La télémédecine serait victime de sa réglementation actuelle

"Ces offres parallèles de prestations médicales téléphoniques ou informatiques s’affranchissent de ces contraintes ouvrant vers des situations d’ubérisation de la médecine" estime le rapport du Cnom. Il y aurait même selon lui, "un risque de dérive vers du commerce électronique non régulé qui réduirait la pratique médicale à une simple prestation électronique moyennant rétribution, via des plateformes du secteur marchand".

Pour éviter que ces pratiques ne prolifèrent, l'instance ordinale propose rien moins que d'assouplir le cadre réglementaire actuel de la télémédecine. Celle-ci recouvre les actes médicaux effectués à distance dont la téléconsultation. Elle est encadrée depuis un décret de 2010, texte que le Cnom juge "trop rigide pour les pratiques ambulatoires".

Le rapport propose ainsi une "petite révolution", suggérant que les activités réalisées par télémédecine soient prises en charge par l'assurance maladie. Il invite aussi à "réfléchir sur les situations dans lesquelles la seule rémunération à l’acte ne s’accorderait pas complètement avec toutes les activités de télémédecine".

Vers un forfait pour les pathologies au long cours ?

Ainsi, dans le cas du suivi d’une pathologie au long cours ou d’un dispositif médical connecté, une formule de forfait "pourrait être explorée". Le médecin interviendrait au téléphone ou par internet pour changer l'administration d'un médicament ou sa posologie, sans que le patient ne soit obligé de payer pour chacun de ces actes. 

Concernant les sites d'intermédiation entre patients et médecins dispensant des téléconseils personnalisés, le conseil de l'ordre entend surveiller les contrats liant les médecins à ces plateformes sur le plan de la déontologie médicale.

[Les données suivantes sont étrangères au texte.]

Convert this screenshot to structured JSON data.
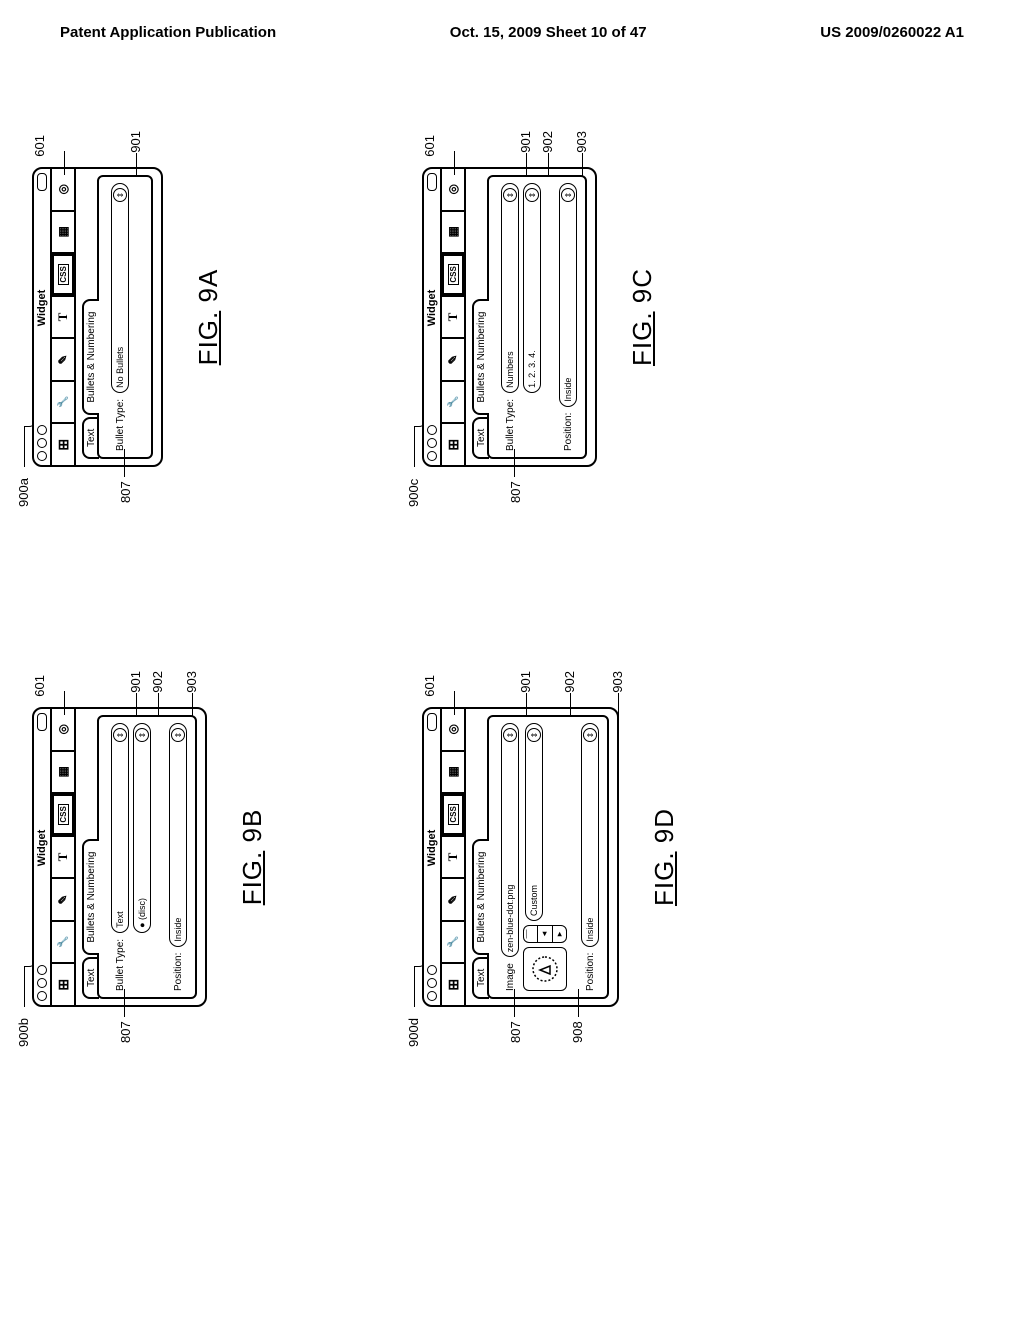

L'absence de démarchage ou de publicité indirecte pour le médecin font partie des points sensibles, de même que le respect du tact et de la mesure dans la facturation des avis ou conseils médicaux au patient.

Le conseil de l'ordre affirme qu'il établira prochainement les clauses essentielles qui devraient figurer dans ces contrats. "Les responsabilités encourues par ces sociétés tierces ayant une vocation commerciale devraient être exactement précisées au sujet, notamment, de la protection de l’usager vis-à-vis des pratiques commerciales et de leur qualité en matière de santé" explique le rapport.